How to Shoot Video
A good fisherman knows what’s in his tackle box, and a good videographer knows his camcorder. Anything can happen at a moment’s notice; therefore, you should be able to adjust the shutter speed, turn off the autofocus, or do whatever else is necessary to capture the best images. In other words, learn your equipment inside and out. Read the manual twice. Know how to access the menus, which menus contain which settings, and so on. Keep a crib sheet handy if necessary (laminate a 3×5 card, hole-punch it, and attach it to the neck strap). A little bit of study and preparation can go a long way toward helping you shoot better video.
Anytime you go somewhere with your camcorder, here’s what you should be packing:
At least one spare battery, fully charged.
A lens-cleaning cloth. No matter how careful you are, the lens is going to get smudged..
A tripod. Throw it in the trunk, even if you don’t think you’ll need it.
The battery charger/power supply.
An extension cord for the power supply, which you’ll invariably need.
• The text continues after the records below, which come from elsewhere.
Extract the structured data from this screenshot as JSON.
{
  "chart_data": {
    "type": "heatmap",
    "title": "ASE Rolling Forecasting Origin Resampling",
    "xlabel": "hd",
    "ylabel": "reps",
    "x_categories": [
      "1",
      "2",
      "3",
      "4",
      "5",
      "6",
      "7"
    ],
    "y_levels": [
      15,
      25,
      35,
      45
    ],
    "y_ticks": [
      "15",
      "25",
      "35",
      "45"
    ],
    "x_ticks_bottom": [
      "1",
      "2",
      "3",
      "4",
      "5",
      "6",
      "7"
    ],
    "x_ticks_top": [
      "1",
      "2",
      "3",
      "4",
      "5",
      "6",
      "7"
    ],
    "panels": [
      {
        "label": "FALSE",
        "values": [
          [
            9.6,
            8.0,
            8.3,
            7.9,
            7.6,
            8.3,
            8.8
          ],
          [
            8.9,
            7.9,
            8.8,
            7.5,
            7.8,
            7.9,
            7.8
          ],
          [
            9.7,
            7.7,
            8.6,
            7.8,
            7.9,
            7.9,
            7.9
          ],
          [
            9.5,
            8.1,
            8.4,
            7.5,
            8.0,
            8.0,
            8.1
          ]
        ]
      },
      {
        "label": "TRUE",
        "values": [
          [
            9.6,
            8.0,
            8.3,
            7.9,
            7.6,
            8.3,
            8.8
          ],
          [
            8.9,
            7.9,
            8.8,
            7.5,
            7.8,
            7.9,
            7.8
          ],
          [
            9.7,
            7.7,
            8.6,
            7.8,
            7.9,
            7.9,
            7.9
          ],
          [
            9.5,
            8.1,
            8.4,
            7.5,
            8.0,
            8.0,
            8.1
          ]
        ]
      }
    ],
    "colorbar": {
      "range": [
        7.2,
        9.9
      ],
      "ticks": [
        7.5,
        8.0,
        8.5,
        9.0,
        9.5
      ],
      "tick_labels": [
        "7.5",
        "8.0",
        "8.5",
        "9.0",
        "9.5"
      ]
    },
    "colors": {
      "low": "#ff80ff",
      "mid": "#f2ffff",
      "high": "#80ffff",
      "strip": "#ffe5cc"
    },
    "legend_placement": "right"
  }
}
Duct tape, for taping down the extension cord so people don’t trip over it.
Lighting gear, lens filters, microphones, and any other accessories you own.
Digital zoom should never be used, unless you’re looking for grainy, pixilated video.
The reason is: as you increase the zoom level, the recorder crops further and further into the center of the image, enlarging the cropped portion until the image fills the screen.
Stick with your recorder’s optical zoom (usually you can turn off digital zoom from within the camera’s menu system), which relies solely on the lens for magnification.